Ecoutez "KATIE CRIE", le nouveau single de +++
Mutants Merveilles : beginning with its title, this fourth album by KATEL throws confusion by joining two terms that are a priori contradictory. Is this an oxymoron ? A pleonasm ? The single "Rosechou", a highly addictive queer manifesto, provides a form of reply by opting for dazzling joy displayed as a radical bias: the euphoria of being a fluid body, a different body, liberated from shackles, and free from the "dead old world".
Mutants Merveilles is precisely all about the body, more groove-oriented than its predecessors. Playful, disheveled, even jerky and bumpy rhythms, mixing a number of influences ranging from hypnotic trip-hop to bouncy sixties pop, from Steve Reich to Radiohead. Like Kate Bush in Hounds of Love, whose taste for sound experiments she shares, KATEL chooses to separate the album into two contrasting parts.
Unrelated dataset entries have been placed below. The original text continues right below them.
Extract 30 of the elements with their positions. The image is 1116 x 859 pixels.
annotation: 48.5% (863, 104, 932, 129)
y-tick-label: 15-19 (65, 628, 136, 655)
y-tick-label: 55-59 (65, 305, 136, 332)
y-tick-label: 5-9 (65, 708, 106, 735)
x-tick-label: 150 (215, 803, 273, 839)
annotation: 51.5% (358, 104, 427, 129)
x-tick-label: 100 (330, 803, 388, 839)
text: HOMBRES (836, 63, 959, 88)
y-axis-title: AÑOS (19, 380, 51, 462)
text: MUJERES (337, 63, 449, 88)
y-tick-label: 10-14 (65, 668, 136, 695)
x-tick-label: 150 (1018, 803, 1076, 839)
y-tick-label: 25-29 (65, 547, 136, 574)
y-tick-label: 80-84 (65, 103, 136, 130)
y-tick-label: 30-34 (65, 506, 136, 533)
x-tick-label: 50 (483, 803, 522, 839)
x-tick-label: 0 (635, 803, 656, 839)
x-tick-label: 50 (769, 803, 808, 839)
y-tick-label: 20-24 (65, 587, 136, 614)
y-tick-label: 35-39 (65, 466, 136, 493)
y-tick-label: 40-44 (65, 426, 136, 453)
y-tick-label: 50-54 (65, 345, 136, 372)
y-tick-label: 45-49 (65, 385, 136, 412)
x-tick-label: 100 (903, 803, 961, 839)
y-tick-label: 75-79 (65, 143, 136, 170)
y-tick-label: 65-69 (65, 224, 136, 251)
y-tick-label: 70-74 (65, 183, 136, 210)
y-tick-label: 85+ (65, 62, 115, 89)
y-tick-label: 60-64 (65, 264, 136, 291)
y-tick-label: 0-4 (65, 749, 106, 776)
A welcoming and fluid first side, and then a cloudier side, a darker side with destructured constructions.
Over the years, KATEL has carved out a place of her own on the French-speaking scene, through her high standards, her refusal to confine herself to a defined musical genre and rely on her expertise. Her approach is always dictated by a precise vision and intense reflection, without ever falling into the trap of intellectualized music that forgets to address the emotions.
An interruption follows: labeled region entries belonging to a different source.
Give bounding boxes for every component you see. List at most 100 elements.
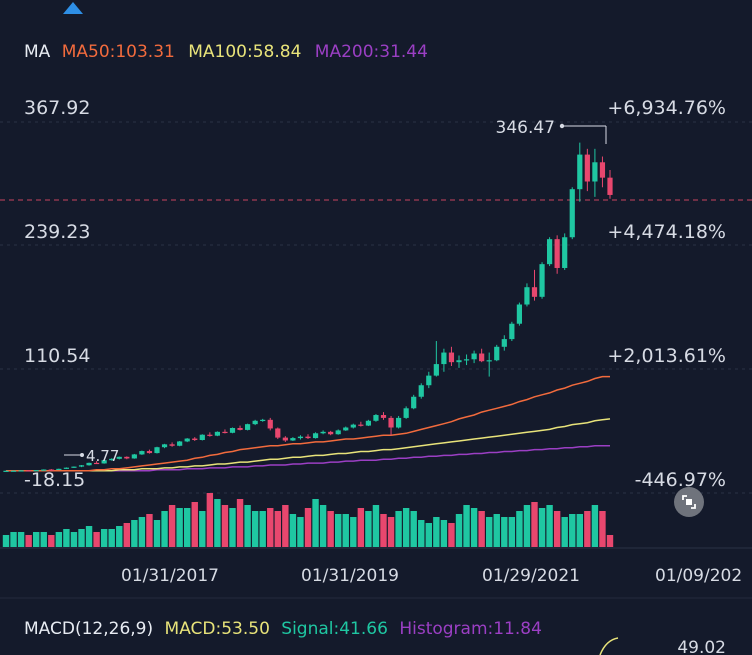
candle-body (599, 162, 606, 178)
candle-body (494, 346, 500, 361)
candle-body (41, 469, 47, 471)
low-marker-dot (80, 453, 84, 457)
date-label: 01/31/2019 (301, 566, 399, 586)
volume-bar (2, 535, 10, 547)
candle-body (116, 456, 122, 459)
volume-bar (372, 505, 380, 547)
date-label: 01/31/2017 (121, 566, 219, 586)
candle-body (56, 468, 62, 471)
volume-bar (493, 514, 500, 547)
volume-bar (251, 511, 259, 547)
volume-bar (591, 505, 599, 547)
candle-body (509, 323, 515, 340)
candle-body (343, 427, 349, 431)
volume-bar (267, 508, 274, 547)
candle-body (335, 430, 341, 435)
candle-body (547, 239, 553, 265)
candle-body (222, 431, 228, 434)
candle-body (101, 460, 107, 464)
price-label: -18.15 (24, 469, 85, 491)
candle-body (403, 408, 409, 418)
volume-bar (40, 532, 47, 547)
volume-bar (236, 499, 244, 547)
volume-bar (221, 505, 229, 547)
volume-bar (342, 514, 349, 547)
volume-bar (206, 493, 214, 547)
volume-bar (410, 511, 417, 547)
candle-body (154, 447, 160, 454)
candle-body (358, 424, 364, 426)
candle-body (207, 434, 213, 436)
candle-body (531, 287, 538, 297)
volume-bar (478, 511, 485, 547)
ma50-label: MA50:103.31 (62, 42, 175, 62)
candle-body (10, 470, 17, 472)
volume-bar (523, 505, 531, 547)
volume-bar (516, 511, 523, 547)
volume-bar (455, 514, 463, 547)
percent-label: +4,474.18% (607, 221, 726, 243)
volume-bar (78, 529, 85, 547)
candle-body (584, 154, 590, 182)
candle-body (214, 431, 220, 436)
volume-bar (93, 532, 100, 547)
volume-bar (100, 529, 108, 547)
candle-body (169, 444, 175, 446)
volume-bar (448, 523, 455, 547)
volume-bar (470, 508, 478, 547)
volume-bar (304, 508, 312, 547)
volume-bar (418, 520, 425, 547)
expand-icon (682, 495, 696, 509)
candlestick-series (3, 142, 613, 472)
ma200-label: MA200:31.44 (315, 42, 428, 62)
percent-label: -446.97% (635, 469, 726, 491)
candle-body (388, 417, 394, 428)
volume-bar (116, 526, 123, 547)
candle-body (267, 419, 273, 429)
volume-bar (357, 508, 365, 547)
candle-body (380, 415, 387, 418)
volume-bar (546, 505, 553, 547)
candle-body (275, 428, 281, 438)
volume-bar (531, 502, 538, 547)
candle-body (554, 239, 560, 268)
volume-bar (191, 502, 198, 547)
volume-bar (153, 520, 161, 547)
fullscreen-button[interactable] (674, 487, 704, 517)
collapse-arrow-icon[interactable] (63, 2, 83, 14)
candle-body (199, 434, 205, 441)
volume-bar (146, 514, 153, 547)
candle-body (237, 427, 243, 430)
high-marker-dot (559, 123, 565, 129)
volume-bar (131, 520, 138, 547)
price-label: 110.54 (24, 345, 90, 367)
candle-body (71, 466, 77, 468)
candle-body (418, 385, 424, 397)
volume-bar (63, 529, 70, 547)
volume-bar (335, 514, 342, 547)
volume-bar (319, 505, 327, 547)
candle-body (63, 467, 69, 469)
volume-bar (395, 511, 402, 547)
candle-body (350, 424, 356, 428)
candle-body (260, 419, 266, 422)
candle-body (305, 436, 311, 439)
volume-bar (569, 514, 576, 547)
candle-body (192, 438, 198, 441)
percent-label: +2,013.61% (607, 345, 726, 367)
volume-bar (10, 532, 17, 547)
volume-bar (229, 508, 236, 547)
candle-body (312, 433, 319, 439)
candle-body (486, 360, 492, 362)
volume-bar (576, 514, 583, 547)
candle-body (539, 264, 545, 297)
candle-body (592, 162, 598, 182)
candle-body (411, 396, 417, 409)
volume-bar (365, 511, 372, 547)
candle-body (78, 465, 85, 467)
candle-body (282, 437, 288, 441)
candle-body (48, 469, 54, 471)
volume-bar (244, 505, 251, 547)
candle-body (524, 287, 530, 305)
signal-value: Signal:41.66 (281, 619, 388, 639)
This fourth album cultivates the art of paradoxes : thoughtful but immediate, disturbing but calming, dense and complex but yet accessible. A mutant album, a marvelous album. And a new stone added to the edifice of a work as demanding as it is fascinating. KATEL has the immense talent of never disappointing our expectations while knowing how not to repeat herself, and Mutants Wonders provides another sparkling example.